Psychoanaliza i patriarchalizm. Uwagi na temat emancypacyjnego przesłania teorii Freuda w kontekście dziejów psychoanalizy w Polsce 1900–1939

Authors

  • Paweł Dybel

DOI:

https://doi.org/10.24917/20841043.10.2.7

Keywords:

Sigmund Freud, psychoanalysis, Central Europe, personal unconscious, second industrial revolution, emancipatory claim, transformation of self-understanding, pseudo-science

Abstract

Psychoanalysis and patriarchalism. Comments on the emancipation claim of Freud’s theory within the history of psychoanalysis in Poland 1900-1939: The article is a polemic with how Eli Zaretsky captures the role of Freud’s psychoanalysis in transforming the self-knowledge of modern societies in his Secrets of the soul.
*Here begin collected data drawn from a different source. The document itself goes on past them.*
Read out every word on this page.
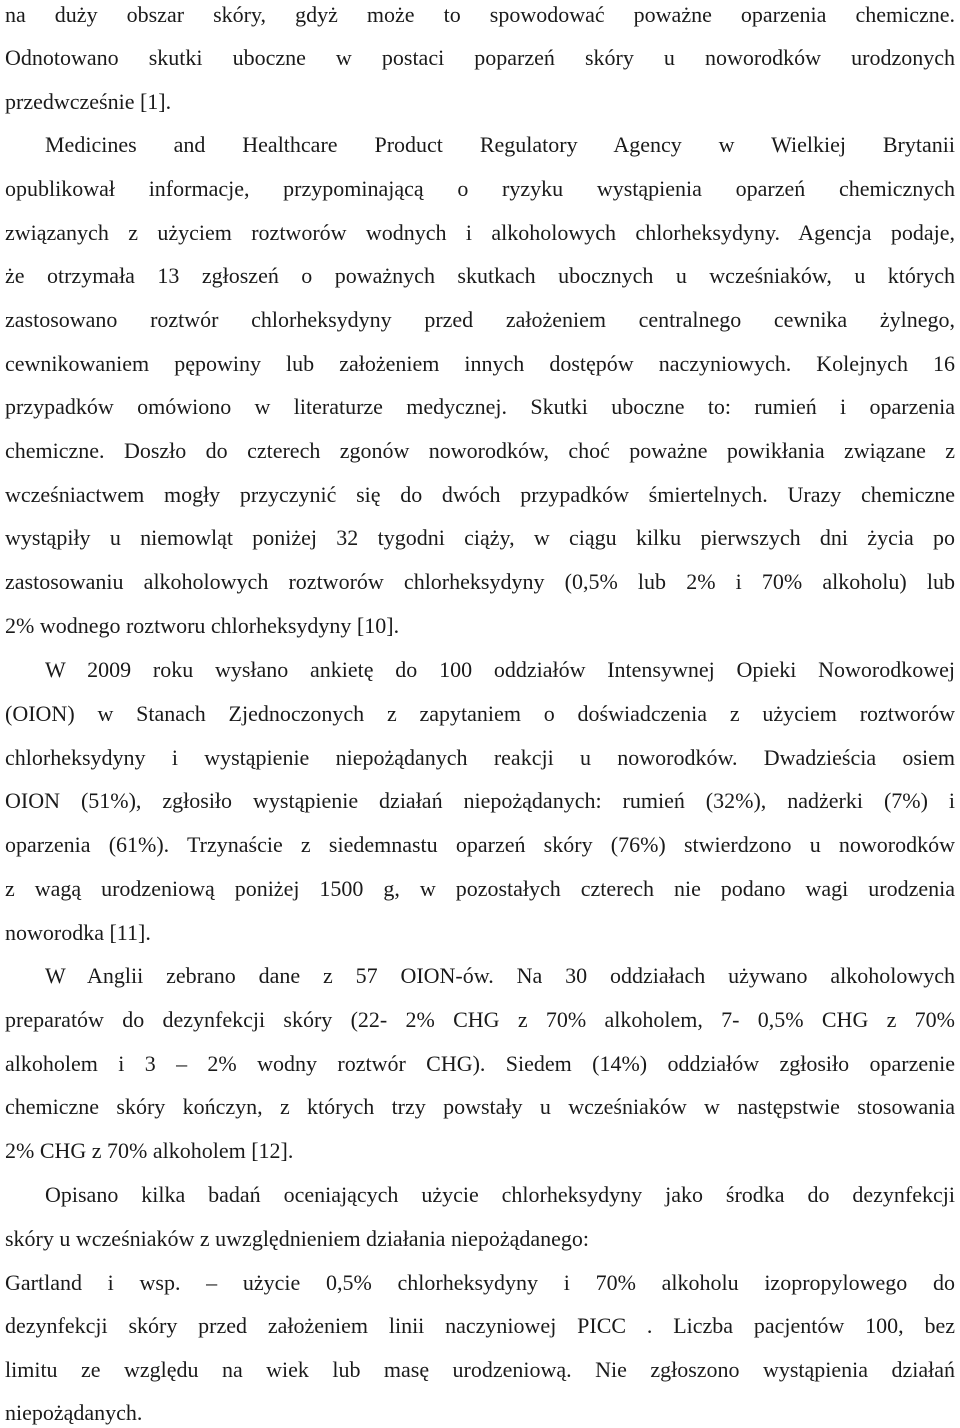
na duży obszar skóry, gdyż może to spowodować poważne oparzenia chemiczne.
Odnotowano skutki uboczne w postaci poparzeń skóry u noworodków urodzonych
przedwcześnie [1].
Medicines and Healthcare Product Regulatory Agency w Wielkiej Brytanii
opublikował informacje, przypominającą o ryzyku wystąpienia oparzeń chemicznych
związanych z użyciem roztworów wodnych i alkoholowych chlorheksydyny. Agencja podaje,
że otrzymała 13 zgłoszeń o poważnych skutkach ubocznych u wcześniaków, u których
zastosowano roztwór chlorheksydyny przed założeniem centralnego cewnika żylnego,
cewnikowaniem pępowiny lub założeniem innych dostępów naczyniowych. Kolejnych 16
przypadków omówiono w literaturze medycznej. Skutki uboczne to: rumień i oparzenia
chemiczne. Doszło do czterech zgonów noworodków, choć poważne powikłania związane z
wcześniactwem mogły przyczynić się do dwóch przypadków śmiertelnych. Urazy chemiczne
wystąpiły u niemowląt poniżej 32 tygodni ciąży, w ciągu kilku pierwszych dni życia po
zastosowaniu alkoholowych roztworów chlorheksydyny (0,5% lub 2% i 70% alkoholu) lub
2% wodnego roztworu chlorheksydyny [10].
W 2009 roku wysłano ankietę do 100 oddziałów Intensywnej Opieki Noworodkowej
(OION) w Stanach Zjednoczonych z zapytaniem o doświadczenia z użyciem roztworów
chlorheksydyny i wystąpienie niepożądanych reakcji u noworodków. Dwadzieścia osiem
OION (51%), zgłosiło wystąpienie działań niepożądanych: rumień (32%), nadżerki (7%) i
oparzenia (61%). Trzynaście z siedemnastu oparzeń skóry (76%) stwierdzono u noworodków
z wagą urodzeniową poniżej 1500 g, w pozostałych czterech nie podano wagi urodzenia
noworodka [11].
W Anglii zebrano dane z 57 OION-ów. Na 30 oddziałach używano alkoholowych
preparatów do dezynfekcji skóry (22- 2% CHG z 70% alkoholem, 7- 0,5% CHG z 70%
alkoholem i 3 – 2% wodny roztwór CHG). Siedem (14%) oddziałów zgłosiło oparzenie
chemiczne skóry kończyn, z których trzy powstały u wcześniaków w następstwie stosowania
2% CHG z 70% alkoholem [12].
Opisano kilka badań oceniających użycie chlorheksydyny jako środka do dezynfekcji
skóry u wcześniaków z uwzględnieniem działania niepożądanego:
Gartland i wsp. – użycie 0,5% chlorheksydyny i 70% alkoholu izopropylowego do
dezynfekcji skóry przed założeniem linii naczyniowej PICC . Liczba pacjentów 100, bez
limitu ze względu na wiek lub masę urodzeniową. Nie zgłoszono wystąpienia działań
niepożądanych.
According to Zaretsky, in Central European countries, Poland included, psychoanalysis then served in the democratization of social life and led to the destruction of the patriarchal order; while in Western countries it became medicated, becoming a tool of social control. The author considers both of these claims to be problematic. In the first case, this is due to the limited social impact of Freud’s theory until 1939, in the second, basing this theory on patients’ personal unconscious, it supported their release from the influence of tradition and served them in making free life decisions. This was because in the period up to 1939, in the countries of Central Europe, the second industrial revolution was not as advanced as in the developed countries of Western Europe and the United States. So only in these last countries has psychoanalysis become socially popular and one has witnessed the dynamic development of the psychoanalytic movement.